Tag: M.W=100-150

Lin, Haotong published the artcileCharacterization of rheological properties and aging performance of bitumen modified by bio-oil from bamboo charcoal production, COA of Formula: C9H12O, the publication is Journal of Cleaner Production (2022), 130678, database is CAplus.

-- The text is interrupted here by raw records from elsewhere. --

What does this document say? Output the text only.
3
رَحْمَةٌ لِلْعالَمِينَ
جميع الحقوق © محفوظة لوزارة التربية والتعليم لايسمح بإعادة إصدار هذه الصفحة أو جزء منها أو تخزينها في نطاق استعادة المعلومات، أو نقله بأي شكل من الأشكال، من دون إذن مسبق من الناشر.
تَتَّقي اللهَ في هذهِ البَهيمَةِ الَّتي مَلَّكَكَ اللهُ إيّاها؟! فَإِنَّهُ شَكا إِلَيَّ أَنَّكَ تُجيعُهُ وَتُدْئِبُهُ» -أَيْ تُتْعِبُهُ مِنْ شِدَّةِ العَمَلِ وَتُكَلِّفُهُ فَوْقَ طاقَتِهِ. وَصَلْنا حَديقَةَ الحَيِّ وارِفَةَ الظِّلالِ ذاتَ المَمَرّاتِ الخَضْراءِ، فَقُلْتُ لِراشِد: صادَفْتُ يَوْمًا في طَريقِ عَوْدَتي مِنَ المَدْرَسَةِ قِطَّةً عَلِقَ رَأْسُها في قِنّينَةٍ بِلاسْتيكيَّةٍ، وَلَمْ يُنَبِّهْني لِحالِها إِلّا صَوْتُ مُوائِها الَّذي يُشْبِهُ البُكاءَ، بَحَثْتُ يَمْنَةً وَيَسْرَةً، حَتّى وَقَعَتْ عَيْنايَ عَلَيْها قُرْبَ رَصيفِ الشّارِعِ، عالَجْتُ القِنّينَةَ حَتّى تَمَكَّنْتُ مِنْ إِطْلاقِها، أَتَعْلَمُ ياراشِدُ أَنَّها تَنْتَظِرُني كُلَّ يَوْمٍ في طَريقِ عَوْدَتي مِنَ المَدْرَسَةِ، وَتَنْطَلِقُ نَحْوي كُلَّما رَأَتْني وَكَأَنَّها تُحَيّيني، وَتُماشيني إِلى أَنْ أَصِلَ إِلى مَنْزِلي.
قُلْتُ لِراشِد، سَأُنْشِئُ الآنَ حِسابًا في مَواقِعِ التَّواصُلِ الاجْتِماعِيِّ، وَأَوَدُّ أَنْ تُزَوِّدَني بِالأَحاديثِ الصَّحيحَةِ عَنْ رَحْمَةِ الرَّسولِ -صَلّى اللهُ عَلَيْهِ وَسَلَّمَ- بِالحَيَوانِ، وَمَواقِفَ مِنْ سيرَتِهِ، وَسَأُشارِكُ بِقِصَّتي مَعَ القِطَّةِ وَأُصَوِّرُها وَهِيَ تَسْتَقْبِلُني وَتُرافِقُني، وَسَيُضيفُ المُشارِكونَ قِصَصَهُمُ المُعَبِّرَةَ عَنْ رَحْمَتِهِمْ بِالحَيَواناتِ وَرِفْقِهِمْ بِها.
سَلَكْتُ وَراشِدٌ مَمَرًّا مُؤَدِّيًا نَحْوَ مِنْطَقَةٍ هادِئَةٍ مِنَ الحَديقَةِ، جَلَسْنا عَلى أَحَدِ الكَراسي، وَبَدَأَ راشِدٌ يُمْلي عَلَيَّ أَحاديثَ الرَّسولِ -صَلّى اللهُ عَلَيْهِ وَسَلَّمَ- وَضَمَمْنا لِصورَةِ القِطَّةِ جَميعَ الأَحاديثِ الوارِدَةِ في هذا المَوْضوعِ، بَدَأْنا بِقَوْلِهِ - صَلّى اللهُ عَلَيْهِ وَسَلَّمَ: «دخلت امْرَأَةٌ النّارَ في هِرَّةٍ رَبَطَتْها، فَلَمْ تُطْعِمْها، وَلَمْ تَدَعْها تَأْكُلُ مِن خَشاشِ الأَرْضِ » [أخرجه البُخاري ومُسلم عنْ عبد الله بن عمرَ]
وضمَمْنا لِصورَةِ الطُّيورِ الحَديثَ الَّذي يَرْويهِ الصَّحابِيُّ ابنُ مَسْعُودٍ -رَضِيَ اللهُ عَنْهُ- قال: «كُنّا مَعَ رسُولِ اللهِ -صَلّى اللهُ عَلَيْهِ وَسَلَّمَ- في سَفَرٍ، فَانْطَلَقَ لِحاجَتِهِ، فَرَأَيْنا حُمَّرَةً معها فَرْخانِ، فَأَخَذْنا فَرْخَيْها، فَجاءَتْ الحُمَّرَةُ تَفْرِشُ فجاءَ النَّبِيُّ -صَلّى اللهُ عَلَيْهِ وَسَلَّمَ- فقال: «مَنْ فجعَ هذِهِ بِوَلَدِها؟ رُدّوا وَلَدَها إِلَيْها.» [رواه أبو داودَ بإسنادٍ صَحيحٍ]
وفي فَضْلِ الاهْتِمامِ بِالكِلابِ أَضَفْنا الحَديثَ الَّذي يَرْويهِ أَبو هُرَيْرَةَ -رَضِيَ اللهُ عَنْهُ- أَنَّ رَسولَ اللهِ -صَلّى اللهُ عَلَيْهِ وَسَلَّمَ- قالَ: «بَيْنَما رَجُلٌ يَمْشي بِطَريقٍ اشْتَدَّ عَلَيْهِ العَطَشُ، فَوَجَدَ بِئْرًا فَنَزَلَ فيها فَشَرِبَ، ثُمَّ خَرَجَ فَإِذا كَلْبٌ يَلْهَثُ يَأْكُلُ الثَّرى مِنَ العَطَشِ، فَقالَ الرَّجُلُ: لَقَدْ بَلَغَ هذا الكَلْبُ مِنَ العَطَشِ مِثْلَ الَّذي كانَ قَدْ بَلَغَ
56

As a waste stream from charcoal production, the liquid bio-oil has not been properly used, leading to both environmental and economic issues. In this study, this deleterious waste was explored as a promising additive for petroleum-based bitumen. Raw bio-oil was pretreated through distillation under different temperature to remove undesirable components. The resulting medium and heavy bio-oil fractions were blended with petroleum-based bitumen by weight ratios up to 12% to obtain bio-bitumen. The rheol. and aging properties of the bio-bitumen were further evaluated with various test means. The results showed that the addition of bio-oil had softening effect on bitumen. Bio-bitumen performed better brittleness resistance with smaller Glover-Rowe parameters and better fatigue crack resistance at shorter crack length than that of base bitumen. The lower non-recoverable creep compliance of the heavy fraction modified bio-bitumen indicated its better rutting resistance, compared to that of the base bitumen. Characterization of the carbonyl and sulfoxide functional groups in the aged bitumen showed comparative aging performance of the bio-bitumen modified with heavy fraction. The findings of this study indicate that the promising potential of bio-oil heavy fraction to replace petroleum-based bitumen for generating sustainable road paving material.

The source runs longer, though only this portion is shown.